The biggest divide in the world, as reported by the UN, was experienced in East Timor, where a huge 75 percent of the rural people lack access to healthcare.

In Europe, the countries with the biggest inequality in healthcare are Italy, Greece, Cyprus and Andorra, according to Scheil-Adlung, ILO’s health policy coordinator. The lowest European gap was in Monaco, followed by in Switzerland.

Lack of Resources and Skills in the Countryside

The rural-urban healthcare divide is caused in part by negligence and underfunding in the rural parts of the world that house much of the world’s most vulnerable people, the report authors state.

The divide in healthcare provision is worsened by the lack of skilled professionals and knowledge in rural areas. The UN report states that although 50 percent of the global population lives in a rural area, only 23 percent of the health workforce in the world is deployed in these regions. Skilled healthcare graduates most often prefer to live and work in cities rather than in rural areas, resulting in a drain of capabilities and experience from the country to the city.
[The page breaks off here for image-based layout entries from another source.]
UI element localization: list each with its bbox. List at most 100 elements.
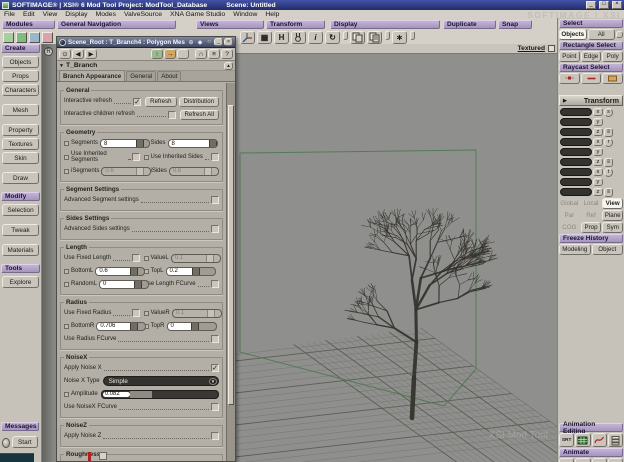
apply-noise-z-checkbox[interactable] [211,432,219,440]
randoml-animation-divot[interactable] [64,282,69,287]
raycast-edge-icon[interactable] [581,73,602,84]
ref-par[interactable]: Par [559,210,580,221]
module-tab-modules[interactable]: Modules [2,20,55,29]
advanced-segment-settings-checkbox[interactable] [211,196,219,204]
module-tab-views[interactable]: Views [196,20,264,29]
randoml-slider[interactable]: 0 [99,280,149,289]
close-icon[interactable]: × [224,38,233,46]
axis-icon[interactable] [240,31,255,44]
sidebar-item-tweak[interactable]: Tweak [2,224,39,236]
cog-prop[interactable]: Prop [581,222,602,233]
use-inherited-segments-animation-divot[interactable] [64,155,69,160]
raycast-poly-icon[interactable] [602,73,623,84]
translate-y-field[interactable] [560,178,592,186]
isegments-animation-divot[interactable] [64,169,69,174]
space-global[interactable]: Global [559,198,580,209]
use-noisex-fcurve-checkbox[interactable] [211,403,219,411]
scale-mode-button[interactable]: s [604,108,613,117]
translate-z-axis-button[interactable]: z [593,188,603,196]
sidebar-item-materials[interactable]: Materials [2,244,39,256]
display-mode-menu[interactable]: Textured [518,45,545,52]
render-region-button[interactable]: R [44,47,53,56]
layout-swatch-2[interactable] [16,32,27,43]
sidebar-item-characters[interactable]: Characters [2,84,39,96]
translate-z-field[interactable] [560,188,592,196]
interactive-children-refresh-checkbox[interactable] [168,111,176,119]
select-options-button[interactable] [616,31,623,38]
sides-slider[interactable]: 8 [168,139,218,148]
use-inherited-segments-checkbox[interactable] [132,153,140,161]
menu-window[interactable]: Window [233,11,257,18]
grid-icon[interactable]: ▦ [257,31,272,44]
lock-toggle-icon[interactable]: ∩ [195,49,207,59]
ref-plane[interactable]: Plane [602,210,623,221]
viewport-canvas[interactable]: XSI Mod Tool [236,54,558,462]
duplicate-multi-icon[interactable] [367,31,382,44]
cog-cog[interactable]: COG [559,222,580,233]
minimize-button[interactable]: _ [586,1,596,9]
tab-branch-appearance[interactable]: Branch Appearance [59,70,125,81]
component-filter-point[interactable]: Point [559,51,580,62]
explorer-icon[interactable]: ⊕ [187,39,195,46]
property-panel-titlebar[interactable]: Scene_Root : T_Branch4 : Polygon Mesh : … [57,37,235,48]
menu-valvesource[interactable]: ValveSource [124,11,162,18]
valuer-slider[interactable]: 0.1 [172,309,222,318]
property-panel[interactable]: Scene_Root : T_Branch4 : Polygon Mesh : … [56,36,236,462]
scroll-up-button[interactable]: ▲ [224,62,233,70]
sidebar-item-textures[interactable]: Textures [2,138,39,150]
rotate-z-axis-button[interactable]: z [593,158,603,166]
animate-tool-button[interactable] [559,458,574,462]
viewport[interactable]: XSI Mod Tool [236,54,558,462]
transform-header[interactable]: ▶Transform [559,95,623,106]
isides-slider[interactable]: 0.6 [169,167,219,176]
animate-tool-button[interactable] [575,458,590,462]
refresh-all-button[interactable]: Refresh All [180,110,219,120]
menu-help[interactable]: Help [265,11,279,18]
duplicate-icon[interactable] [350,31,365,44]
use-fixed-length-checkbox[interactable] [132,254,140,262]
scrollbar-thumb[interactable] [228,105,234,405]
rotate-x-axis-button[interactable]: x [593,138,603,146]
next-icon[interactable]: ▶ [85,49,97,59]
rotate-z-field[interactable] [560,158,592,166]
distribution-button[interactable]: Distribution [179,97,219,107]
menu-view[interactable]: View [43,11,58,18]
window-titlebar[interactable]: SOFTIMAGE® | XSI® 6 Mod Tool Project: Mo… [0,0,624,10]
segments-animation-divot[interactable] [64,141,69,146]
tab-general[interactable]: General [126,71,156,81]
menu-modes[interactable]: Modes [96,11,116,18]
scale-z-field[interactable] [560,128,592,136]
rotate-y-field[interactable] [560,148,592,156]
menu-xna-game-studio[interactable]: XNA Game Studio [170,11,225,18]
freeze-modeling[interactable]: Modeling [559,244,591,255]
help-button[interactable]: ? [221,49,233,59]
translate-x-field[interactable] [560,168,592,176]
netview-icon[interactable] [2,438,10,448]
recycle-forward-icon[interactable]: → [164,49,176,59]
sidebar-item-explore[interactable]: Explore [2,276,39,288]
topr-slider[interactable]: 0 [167,322,217,331]
bottomr-animation-divot[interactable] [64,324,69,329]
collapse-triangle-icon[interactable]: ▼ [59,63,64,69]
duplicate-multi-icon-options[interactable] [385,31,390,40]
layout-swatch-3[interactable] [29,32,40,43]
plug-icon[interactable] [291,31,306,44]
isegments-slider[interactable]: 0.6 [101,167,151,176]
sidebar-item-mesh[interactable]: Mesh [2,104,39,116]
refresh-button[interactable]: Refresh [145,97,176,107]
ref-ref[interactable]: Ref [581,210,602,221]
layers-icon[interactable] [608,433,623,447]
use-inherited-sides-checkbox[interactable] [211,153,219,161]
scale-x-axis-button[interactable]: x [593,108,603,116]
translate-menu-button[interactable]: ≡ [604,188,613,197]
module-tab-display[interactable]: Display [330,20,440,29]
use-length-fcurve-checkbox[interactable] [211,280,219,288]
segments-slider[interactable]: 8 [100,139,150,148]
translate-y-axis-button[interactable]: y [593,178,603,186]
snap-icon-options[interactable] [410,31,415,40]
select-filter-objects[interactable]: Objects [559,29,587,40]
rotate-x-field[interactable] [560,138,592,146]
module-tab-duplicate[interactable]: Duplicate [443,20,496,29]
sidebar-item-skin[interactable]: Skin [2,152,39,164]
select-filter-all[interactable]: All [588,29,616,40]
According to the report, an extra 7 million health workers are needed in rural areas to make up for the shortfall that contributes to the lack of health provision. In addition, there should be comprehensive steps taken by countries to move away from dependence on charity to provide rural healthcare and to ensure a more even coverage through bigger budgets and more resources in the countryside. “We have to ensure that everybody is included in legislation and people are just not waiting for Bill Gates to come and give some money,” Scheil-Adlung said.